Mi madre no gobernó su vida, ninguna mujer puede hacerlo, pero ella vivió el dolor de la conciencia, conoció la distancia entre su casa y sus sueños. Y con ese dolor murió, Monsieur. La abandonaron, aun estando dispuesta a dejarlo todo, a humillarse y arriesgar su condición de mujer honrada, sólo por amor, un  amor en el que creyó y esperó toda su vida. Emma buscaba cariño, comprensión y afecto, pero vivió en silencio, incomunicada, movida sólo por el sentimiento y la pasión. Hablaba un lenguaje distinto y la abandonaron. Esa caterva de hombres de bien, temerosos de contaminarse, de ver comprometida su vida y su estrecha moral por los sueños de una mujer. Pobres infelices.

Cuánto desencanto en nuestras vidas: desamor, desilusión. Ni el amor, ni el matrimonio, ni la vida son, al final, como imaginábamos. Cuánta tristeza podríamos sumar entre todas las mujeres de la fábrica, una tristeza silenciosa, de ceniza de mortaja. Cuánta impregna Rouen, cuánta París, cuánta sumaríamos en el mundo, Monsieur Flaubert. Usted la conoce, sabe a qué tristeza aludo, a la tristeza de la enajenación, de no saber cuál es nuestro sitio si no nos lo indican, la de andar sólo hacia donde nos señalan, la de callar porque no nos han dado permiso para hablar. La tristeza de no ser y no saberlo: la tristeza de la inconsciencia, del vacío. La tristeza de las muertas tristes.

La tristeza de Emma fue otra, ahora lo sé gracias a usted, Monsieur Flaubert, y esa tristeza está viva.

Disculpe el atrevimiento de esta obrera de fábrica, poseída de la misma pasión por los libros que tuvo Emma, al dirigirse a un erudito de su talla para hablarle de temas que conciernen sólo a hombres sabios. A la suya apelo, a la humana sabiduría que atisbo en sus palabras y, le confieso que lo he hecho por ella, Monsieur, por Madame Bovary, mi madre: todas las mujeres, usted.

Saldo mi deuda, Monsieur, y quedo en paz.

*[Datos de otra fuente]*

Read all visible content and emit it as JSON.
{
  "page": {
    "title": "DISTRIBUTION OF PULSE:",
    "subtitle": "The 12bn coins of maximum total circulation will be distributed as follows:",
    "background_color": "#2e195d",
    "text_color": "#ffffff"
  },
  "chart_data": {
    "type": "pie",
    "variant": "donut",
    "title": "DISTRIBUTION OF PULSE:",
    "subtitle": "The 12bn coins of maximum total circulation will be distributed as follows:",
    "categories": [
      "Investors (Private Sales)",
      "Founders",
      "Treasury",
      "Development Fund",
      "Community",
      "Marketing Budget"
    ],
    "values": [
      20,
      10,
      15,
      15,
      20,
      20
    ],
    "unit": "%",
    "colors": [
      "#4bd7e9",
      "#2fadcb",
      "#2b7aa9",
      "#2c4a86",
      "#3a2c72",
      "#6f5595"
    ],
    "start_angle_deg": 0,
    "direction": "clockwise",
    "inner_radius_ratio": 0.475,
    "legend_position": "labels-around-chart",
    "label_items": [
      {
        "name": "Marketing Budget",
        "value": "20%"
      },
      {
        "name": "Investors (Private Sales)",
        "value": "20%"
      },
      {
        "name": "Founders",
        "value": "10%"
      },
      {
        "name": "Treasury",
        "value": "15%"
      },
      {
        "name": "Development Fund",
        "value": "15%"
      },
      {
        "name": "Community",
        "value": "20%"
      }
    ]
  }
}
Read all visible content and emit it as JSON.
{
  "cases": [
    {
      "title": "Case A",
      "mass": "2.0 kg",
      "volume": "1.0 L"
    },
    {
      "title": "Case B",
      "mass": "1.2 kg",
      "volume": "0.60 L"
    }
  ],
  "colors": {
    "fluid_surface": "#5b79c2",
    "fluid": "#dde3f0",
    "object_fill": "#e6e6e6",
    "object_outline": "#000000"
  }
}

Sé que hizo todo lo que pudo y se lo agradezco, también le agradecería discreción respecto al contenido de esta carta, la cual ruego destruya, para nuestra seguridad.

Sepa que gracias a usted, Monsieur, recordaré a una madre más digna. Que sus palabras no las ha dispersado el viento y que su esfuerzo dará hermosos frutos.

Deseo que goce de salud y muy grata y duradera existencia.

Que el Año Nuevo le depare múltiples parabienes, Monsieur Flaubert.